In some situations, we may not be able to grant you access to all or part of your personal data due to legal restrictions. If we deny your request for access, we will notify you of the reason for the denial.
In some cases, we may not be able to identify your personal data because of the identifiers you provide in your application. In such cases, if we cannot identify you as a data subject, we may not act on your request under this section unless you provide us with additional information that allows us to identify you. We will inform you and give you the opportunity to provide us with such additional details.
- COOKIE-URI
A cookie is a string of information that a website stores on a visitor's device and that the visitor's browser provides to the website each time the visitor returns. Because the browser provides this cookie information to the site on each visit, cookies serve as a kind of tag that allows a site to "recognize" a browser when it returns to the site. For more details, please visit: http://ro.wikipedia.org/wiki/Cookie
Cookies store information about your activities on a website or other platform. For example, cookies may store session information to easily log you in to a website or other platform you have previously visited.

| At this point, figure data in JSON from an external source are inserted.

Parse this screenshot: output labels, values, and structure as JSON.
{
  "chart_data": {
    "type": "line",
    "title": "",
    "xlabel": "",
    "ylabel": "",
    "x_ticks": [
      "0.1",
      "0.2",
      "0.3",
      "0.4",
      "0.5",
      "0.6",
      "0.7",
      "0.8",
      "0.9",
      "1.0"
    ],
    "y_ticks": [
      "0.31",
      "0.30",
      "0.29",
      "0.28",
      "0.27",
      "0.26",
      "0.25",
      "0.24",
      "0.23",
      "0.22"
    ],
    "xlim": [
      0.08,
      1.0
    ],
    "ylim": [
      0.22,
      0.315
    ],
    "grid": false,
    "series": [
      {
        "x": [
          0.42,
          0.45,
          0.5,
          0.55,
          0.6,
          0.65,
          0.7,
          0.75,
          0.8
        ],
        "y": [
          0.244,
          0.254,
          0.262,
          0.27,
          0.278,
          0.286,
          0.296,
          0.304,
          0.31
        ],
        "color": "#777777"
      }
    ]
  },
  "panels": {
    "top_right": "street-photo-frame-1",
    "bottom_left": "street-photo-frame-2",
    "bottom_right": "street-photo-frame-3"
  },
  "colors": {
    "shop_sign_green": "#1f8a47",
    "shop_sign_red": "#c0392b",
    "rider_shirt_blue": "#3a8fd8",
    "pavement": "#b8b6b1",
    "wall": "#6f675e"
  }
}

The information we may collect with these automated methods may include, for example, your IP address, user code, browser type, system type, the content and pages you access on our sites or services, the frequency and duration of your visits to the site.
Website Company, https://iridex.ro, uses cookies to keep your login valid for a long time, to remember your browsing and site usage preferences, to monitor the total number of visitors and pages viewed, to administer, use and improve the site and the Company's other services and systems, and to provide services and content that are tailored to you.
Facebook also uses cookies on this site. For more details, please visit: https://www.facebook.com/help/cookies/
If you have agreed to the inclusion of cookies in your browser via the banner on the first page of the website, please note that your consent can be withdrawn at any time. Current browsers (web browsers) offer the possibility to set/deactivate cookies. To do this, generally go to the Options or Preferences tab.
However, if you do not accept cookies, you may not be able to use all portions of our site or all of its functionality.
Please note that disabling these technologies may interfere with the performance and features of the services offered.
- AMENDING AND UPDATING THE PRIVACY POLICY
We reserve the right to change our data protection practices when we deem it appropriate and to update and amend this notice at any time. For this reason, we encourage you to periodically review this notice.